Женщина медленно склонила голову к плечу. В солнечном луче, падавшем из окна, волосы ее заблестели, как медный колокол; Игар невольно подался вперед, стараясь рассмотреть глаза. Карие, темно-медовые с зелеными звездочками около зрачков; он подавил мучительное желание посмотреть на ее лопатку, и, чтобы придать себе уверенности, проговорил внятно, не отводя взгляда:
— Госпожа Тиар…
Она подняла брови, ожидая вопроса.
Он повторил, упиваясь ее именем, как музыкой:
— Госпожа Ти-ар…
— Что? — спросила она удивленно, и он несколько секунд успокаивал бешено бьющееся сердце.
В окне черной точкой билась полоумная осенняя муха.
— Поедемте со мной, — проговорил Игар шепотом. — Пожалуйста.
Она чуть заметно усмехнулась:
— Добираться-то сколько? До твоей преступницы?
Он судорожно сглотнул:
— Если нанять повозку… А мы обязательно наймем… То как раз неделя пути и будет.
Она откинулась на спинку скрипучего гостиничного стула:
— Неделя… Ты знаешь, как эти девчонки вечно путаются в сроках? Что, если твоей сестренке не через неделю рожать, а, вполне возможно, через месяц? А я уже с одной женщиной договорилась поблизости, у нее не сегодня-завтра схватки начнутся, что мне, бросить ее?.. И еще одна, отец ее приезжал, из этого хуторка, как он там называется… Давай уж, если ты действительно так в меня веришь — деньков через пять или десять.
— Нельзя, — сказал он быстро, чувствуя, как слева в груди сжимается холодный камень. — Ну нельзя же. Здесь в округе полным-полно повитух, та старуха, к примеру… Если взрослая женщина рожает, замужняя, это же другое… Ее же все любят, все вокруг нее… А там девчонка, и она одна, и ей страшно…
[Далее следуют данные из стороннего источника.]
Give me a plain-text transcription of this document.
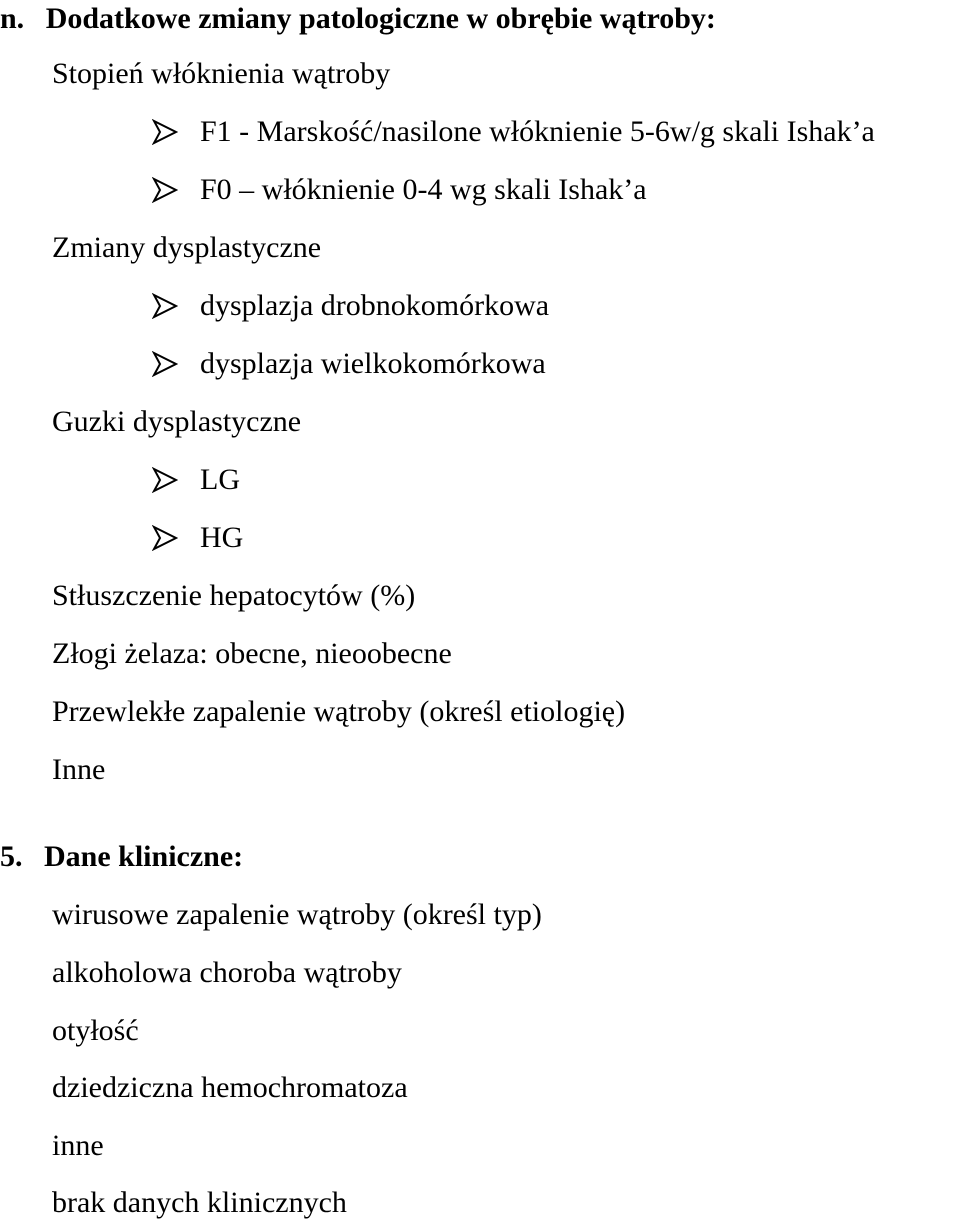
n. Dodatkowe zmiany patologiczne w obrębie wątroby:
Stopień włóknienia wątroby
F1 - Marskość/nasilone włóknienie 5-6w/g skali Ishak’a
F0 – włóknienie 0-4 wg skali Ishak’a
Zmiany dysplastyczne
dysplazja drobnokomórkowa
dysplazja wielkokomórkowa
Guzki dysplastyczne
LG
HG
Stłuszczenie hepatocytów (%)
Złogi żelaza: obecne, nieoobecne
Przewlekłe zapalenie wątroby (określ etiologię)
Inne
5. Dane kliniczne:
wirusowe zapalenie wątroby (określ typ)
alkoholowa choroba wątroby
otyłość
dziedziczna hemochromatoza
inne
brak danych klinicznych
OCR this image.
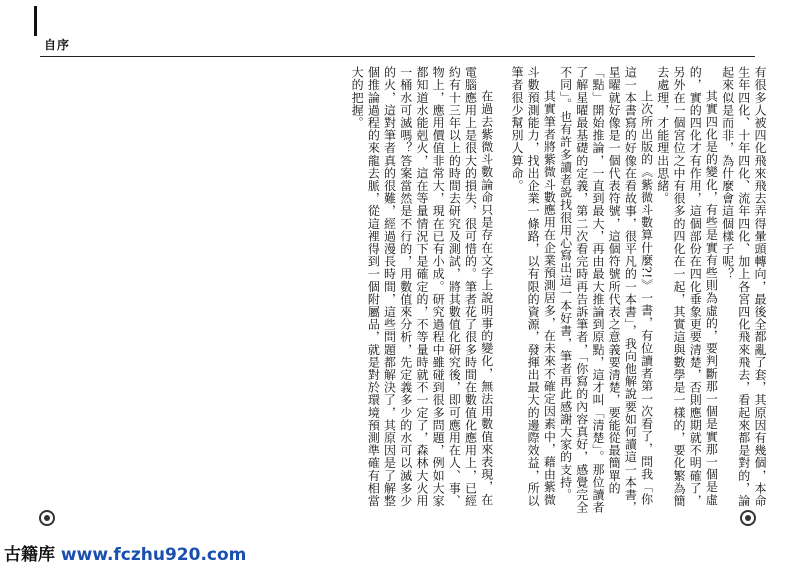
自序

有很多人被四化飛來飛去弄得暈頭轉向，最後全都亂了套，其原因有幾個，本命生年四化、十年四化、流年四化、加上各宮四化飛來飛去，看起來都是對的，論起來似是而非，為什麼會這個樣子呢？

其實四化是的變化，有些是實有些則為虛的，要判斷那一個是實那一個是虛的，實的四化才有作用，這個部份在四化垂象更要清楚，否則應期就不明確了，另外在一個宮位之中有很多的四化在一起，其實這與數學是一樣的，要化繁為簡去處理，才能理出思緒。

上次所出版的《紫微斗數算什麼?!》一書，有位讀者第一次看了，問我「你這一本書寫的好像在看故事，很平凡的一本書」，我向他解說要如何讀這一本書，星曜就好像是一個代表符號，這個符號所代表之意義要清楚，要能從最簡單的「點」開始推論，一直到最大，再由最大推論到原點，這才叫「清楚」。那位讀者了解星曜最基礎的定義，第二次看完時再告訴筆者，「你寫的內容真好，感覺完全不同」。也有許多讀者說找很用心寫出這一本好書，筆者再此感謝大家的支持。

其實筆者將紫微斗數應用在企業預測居多，在未來不確定因素中，藉由紫微斗數預測能力，找出企業一條路，以有限的資源，發揮出最大的邊際效益，所以筆者很少幫別人算命。

在過去紫微斗數論命只是存在文字上說明事的變化，無法用數值來表現，在電腦應用上是很大的損失，很可惜的。筆者花了很多時間在數值化應用上，已經約有十三年以上的時間去研究及測試，將其數值化研究後，即可應用在人、事、物上，應用價值非常大，現在已有小成。研究過程中雖碰到很多問題，例如大家都知道水能剋火，這在等量情況下是確定的，不等量時就不一定了，森林大火用一桶水可滅嗎？答案當然是不行的，用數值來分析，先定義多少的水可以滅多少的火，這對筆者真的很難，經過漫長時間，這些問題都解決了，其原因是了解整個推論過程的來龍去脈，從這裡得到一個附屬品，就是對於環境預測準確有相當大的把握。

古籍库 www.fczhu920.com
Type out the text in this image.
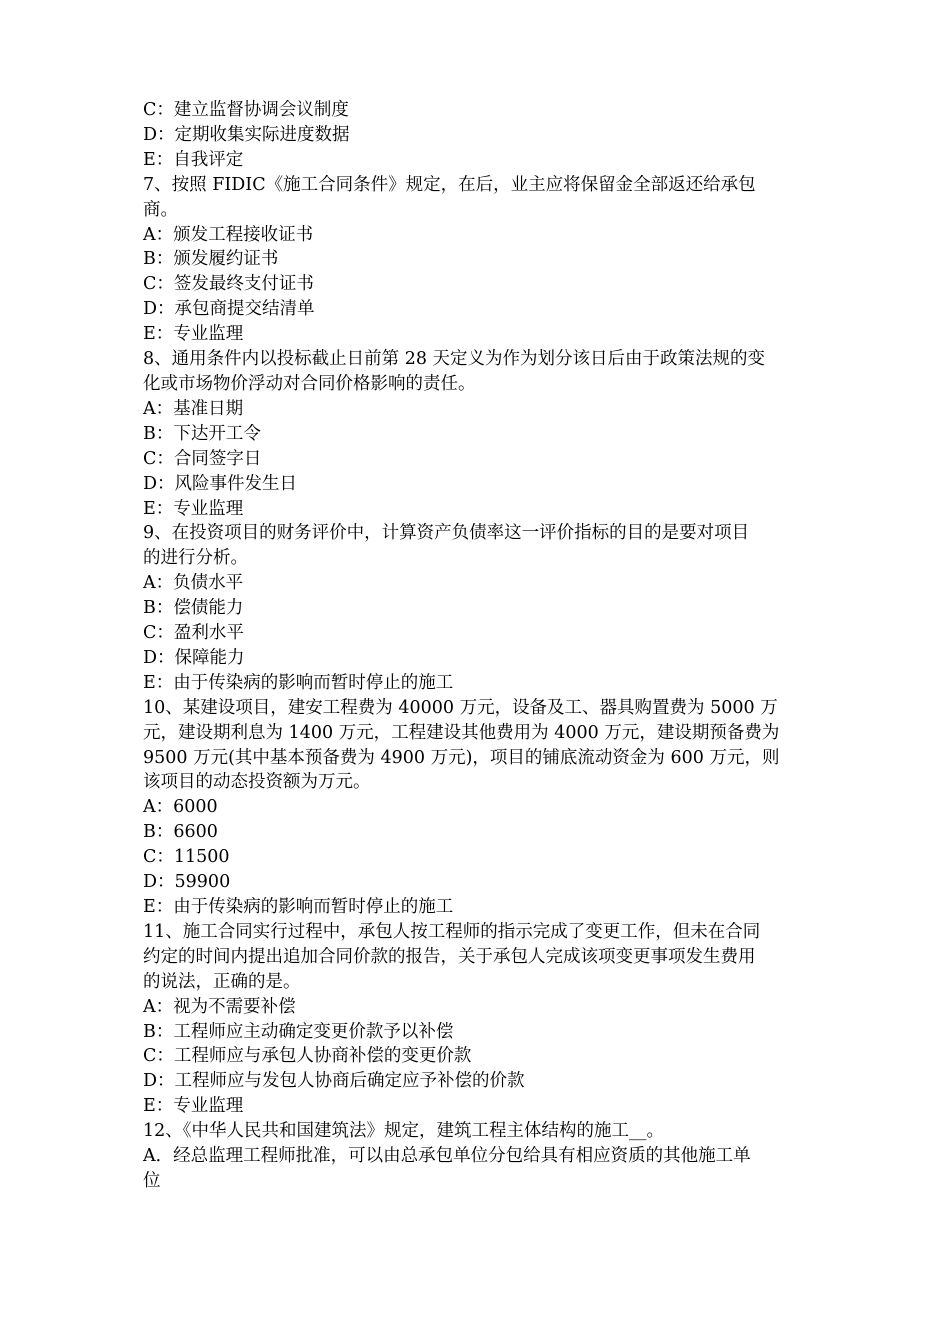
C：建立监督协调会议制度

D：定期收集实际进度数据

E：自我评定

7、按照 FIDIC《施工合同条件》规定，在后，业主应将保留金全部返还给承包

商。

A：颁发工程接收证书

B：颁发履约证书

C：签发最终支付证书

D：承包商提交结清单

E：专业监理

8、通用条件内以投标截止日前第 28 天定义为作为划分该日后由于政策法规的变

化或市场物价浮动对合同价格影响的责任。

A：基准日期

B：下达开工令

C：合同签字日

D：风险事件发生日

E：专业监理

9、在投资项目的财务评价中，计算资产负债率这一评价指标的目的是要对项目

的进行分析。

A：负债水平

B：偿债能力

C：盈利水平

D：保障能力

E：由于传染病的影响而暂时停止的施工

10、某建设项目，建安工程费为 40000 万元，设备及工、器具购置费为 5000 万

元，建设期利息为 1400 万元，工程建设其他费用为 4000 万元，建设期预备费为

9500 万元(其中基本预备费为 4900 万元)，项目的铺底流动资金为 600 万元，则

该项目的动态投资额为万元。

A：6000

B：6600

C：11500

D：59900

E：由于传染病的影响而暂时停止的施工

11、施工合同实行过程中，承包人按工程师的指示完成了变更工作，但未在合同

约定的时间内提出追加合同价款的报告，关于承包人完成该项变更事项发生费用

的说法，正确的是。

A：视为不需要补偿

B：工程师应主动确定变更价款予以补偿

C：工程师应与承包人协商补偿的变更价款

D：工程师应与发包人协商后确定应予补偿的价款

E：专业监理

12、《中华人民共和国建筑法》规定，建筑工程主体结构的施工__。

A．经总监理工程师批准，可以由总承包单位分包给具有相应资质的其他施工单

位
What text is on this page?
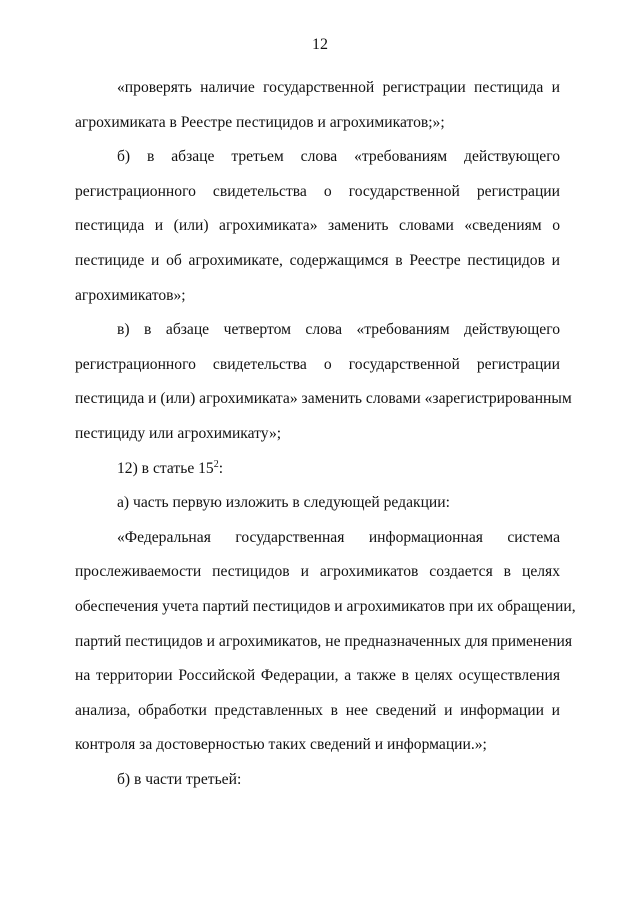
12
«проверять наличие государственной регистрации пестицида и
агрохимиката в Реестре пестицидов и агрохимикатов;»;
б) в абзаце третьем слова «требованиям действующего
регистрационного свидетельства о государственной регистрации
пестицида и (или) агрохимиката» заменить словами «сведениям о
пестициде и об агрохимикате, содержащимся в Реестре пестицидов и
агрохимикатов»;
в) в абзаце четвертом слова «требованиям действующего
регистрационного свидетельства о государственной регистрации
пестицида и (или) агрохимиката» заменить словами «зарегистрированным
пестициду или агрохимикату»;
12) в статье $15^2$:
а) часть первую изложить в следующей редакции:
«Федеральная государственная информационная система
прослеживаемости пестицидов и агрохимикатов создается в целях
обеспечения учета партий пестицидов и агрохимикатов при их обращении,
партий пестицидов и агрохимикатов, не предназначенных для применения
на территории Российской Федерации, а также в целях осуществления
анализа, обработки представленных в нее сведений и информации и
контроля за достоверностью таких сведений и информации.»;
б) в части третьей:
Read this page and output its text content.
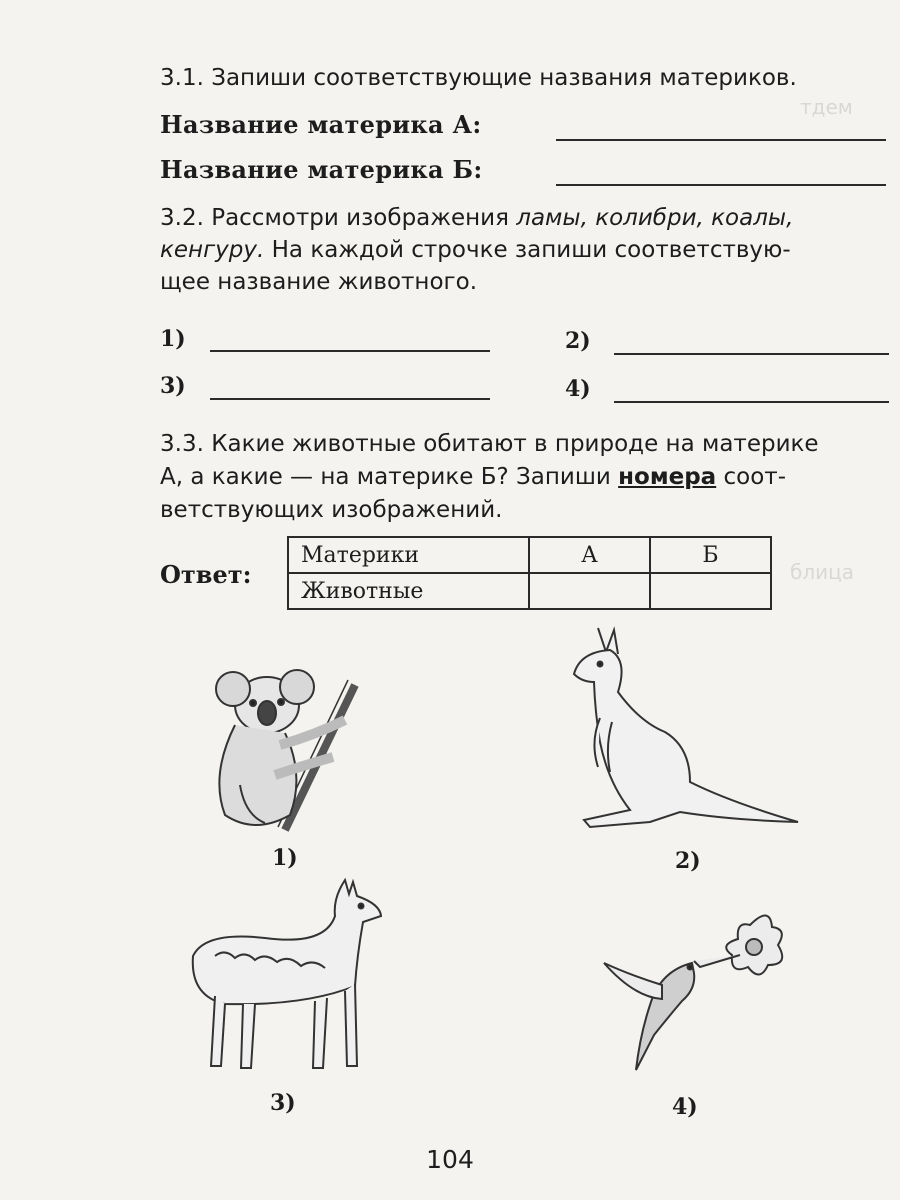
тдем
блица
3.1. Запиши соответствующие названия материков.
Название материка А:
Название материка Б:
3.2. Рассмотри изображения ламы, колибри, коалы,
кенгуру. На каждой строчке запиши соответствую-
щее название животного.
1)	2)
3)	4)
3.3. Какие животные обитают в природе на материке
А, а какие — на материке Б? Запиши номера соот-
ветствующих изображений.
Ответ:
Материки	А	Б
Животные		
1)	2)
3)	4)
104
Он вдруг вообразил себе Илазу. Будто бы Илаза — его сестра, и кто знает, не живет ли у нее под сердцем ребенок, зачатый на Алтаре?!
Видимо, эта мысль отразилась у него на лице, потому что сдвинутые брови Тиар чуть разошлись:
— Что с тобой?
Он сглотнул. Илаза, одинокая, в сетях — носящая его ребенка… Почему ему раньше не приходило в голову…
Он заплакал.
Это было странно — душа его раздвоилась, как пирог под ножом. Игар-первый желал излить в искренних рыданиях тоску, и напряжение, и страх, и жалость к Илазе; Игар-второй холодно следил, чтобы плач не получался слишком уж истеричным и откровенным — мужчина должен стыдиться слез, прятать их, пытаться удержать, тогда на женщину, сидящую напротив, это произведет наибольшее впечатление. Он притворялся и одновременно не притворялся вовсе; в какой-то момент ему стало по-настоящему стыдно, он поднялся, на ощупь нашел дверь и вышел, шаря руками, как слепой. Все тот же вездесущий слуга в изумлении от него шарахнулся.
Он спустился с крыльца и сел на прежнем месте, под забором; Игар-первый пытался сдержать судорожные всхлипы, тем временем Игар-второй продумывал поведение на тот случай, если Тиар все-таки откажется; звезде Хота осталось подниматься над горизонтом десять ночей — а он, Игар, ни перед чем теперь не остановится. А вдруг это Птица ниспослала ему озарение и Илаза действительно беременна?!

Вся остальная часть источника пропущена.